Composing generators

Question

Given the following. I want to lazily apply transform to each member of the iterable returned from Object.keys.

How can I do this?

function* numbers(upto, transform) { 
  yield* Object.keys([...Array(upto)]); // How can `transform` be applied here lazily?
}

function timesTwo(n) {
    return n*2;
}

var generator = numbers(31, timesTwo)

for(var i of generator) {
    console.log(i); // 0 2 4 6 8... 60
}

Answer 1

Since you're happy to have the transform passed into numbers, you can apply it as you generate if you take advantage of numbers being a generator:

function* numbers(upto, transform) { 
  let n = 0;
  while (n < upto) {
      yield transform(n);
      ++n;
  }
}

const timesTwo = n => n * 2;

const generator = numbers(31, timesTwo);

for (const i of generator) {
    console.log(i); // 0 2 4 6 8... 60
}

Live on Babel's REPL for those whose browsers won't run the above.

---

We could use your original definition of numbers, but we'd either have to apply the transform eagerly instead of lazily, or we'd have to use the array's iterator (the array will be created all at once regardless).

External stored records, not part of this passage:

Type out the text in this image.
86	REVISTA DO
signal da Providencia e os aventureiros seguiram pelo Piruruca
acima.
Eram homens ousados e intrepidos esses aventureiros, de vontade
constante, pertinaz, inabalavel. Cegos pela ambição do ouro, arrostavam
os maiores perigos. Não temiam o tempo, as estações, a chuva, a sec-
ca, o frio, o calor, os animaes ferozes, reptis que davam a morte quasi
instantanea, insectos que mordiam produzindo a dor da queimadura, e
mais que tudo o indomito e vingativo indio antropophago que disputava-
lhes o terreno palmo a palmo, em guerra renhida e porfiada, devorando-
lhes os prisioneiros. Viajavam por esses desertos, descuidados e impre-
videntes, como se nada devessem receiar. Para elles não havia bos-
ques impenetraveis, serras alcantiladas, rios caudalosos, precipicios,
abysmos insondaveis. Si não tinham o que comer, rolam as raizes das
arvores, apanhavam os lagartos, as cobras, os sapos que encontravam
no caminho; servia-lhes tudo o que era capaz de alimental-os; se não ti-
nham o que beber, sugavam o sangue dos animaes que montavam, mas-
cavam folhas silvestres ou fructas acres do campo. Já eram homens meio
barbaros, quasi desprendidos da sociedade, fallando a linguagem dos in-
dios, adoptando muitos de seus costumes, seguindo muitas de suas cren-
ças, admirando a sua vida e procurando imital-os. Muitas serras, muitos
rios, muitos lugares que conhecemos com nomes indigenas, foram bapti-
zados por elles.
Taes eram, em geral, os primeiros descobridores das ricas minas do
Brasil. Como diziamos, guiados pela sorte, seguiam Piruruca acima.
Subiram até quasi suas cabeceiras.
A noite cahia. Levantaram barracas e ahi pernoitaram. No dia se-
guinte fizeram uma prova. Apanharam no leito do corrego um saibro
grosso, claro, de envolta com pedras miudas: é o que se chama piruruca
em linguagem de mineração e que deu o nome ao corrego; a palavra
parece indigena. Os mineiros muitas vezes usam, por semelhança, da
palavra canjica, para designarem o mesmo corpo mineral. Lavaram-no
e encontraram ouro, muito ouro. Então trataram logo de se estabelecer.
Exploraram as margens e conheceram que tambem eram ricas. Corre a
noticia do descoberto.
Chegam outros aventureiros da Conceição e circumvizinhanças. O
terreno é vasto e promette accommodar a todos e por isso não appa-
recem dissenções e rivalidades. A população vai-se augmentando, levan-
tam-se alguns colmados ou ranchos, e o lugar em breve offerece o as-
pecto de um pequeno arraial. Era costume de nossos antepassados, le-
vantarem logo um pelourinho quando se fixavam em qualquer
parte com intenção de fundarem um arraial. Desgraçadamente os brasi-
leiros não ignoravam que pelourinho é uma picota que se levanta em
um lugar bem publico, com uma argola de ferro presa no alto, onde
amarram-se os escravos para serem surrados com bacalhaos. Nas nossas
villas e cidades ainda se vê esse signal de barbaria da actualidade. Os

Here's that latter one:

function* numbers(upto, transform) { 
  for (const n of Object.keys([...Array(upto)])) {
    yield transform(n);
  }
}

const timesTwo = n => n * 2;

const generator = numbers(31, timesTwo);

for (const i of generator) {
    console.log(i); // 0 2 4 6 8... 60
}

Live on Babel's REPL.

---

We could separate out the two aspects of numbers there and have a general-purpose transform function that is basically the generator version of map:

function* transform(iterable, f) {
  for (const v of iterable) {
    yield f(v);
  }
}

Then we can use that on a more basic numbers:

function* transform(iterable, f) {
  for (const v of iterable) {
    yield f(v);
  }
}

function* numbers(upto) { 
  yield* Object.keys([...Array(upto)]);
}

const timesTwo = n => n * 2;

const generator = transform(numbers(31), timesTwo);

for (const i of generator) {
    console.log(i); // 0 2 4 6 8... 60
}

On Babel's REPL

---

Side note: I'm sure you know this, but for any lurkers, the numbers in the question [and a couple of them below] iterates over a series of strings: "0", "1", etc. But then when we multiply with them, they get coerced to numbers. To actually have a series of numbers based on the question's numbers approach, we'd need

yield* Object.keys([...Array(upto)]).map(Number));

Answer 2

function lazy(f) {
    return function*(iter) {
        for(const v of iter) {
            yield f(v);
        }
    }
}

function* numbers(upto, transform) { 
    yield* lazy(transform)(Object.keys([...Array(upto)]));
}

function timesTwo(n) {
    console.log('times two called on ', n);
    return n*2;
}

var generator = numbers(11, timesTwo)

for(var i of generator) {
    console.log(i); // 0 2 4 6 8... 20
}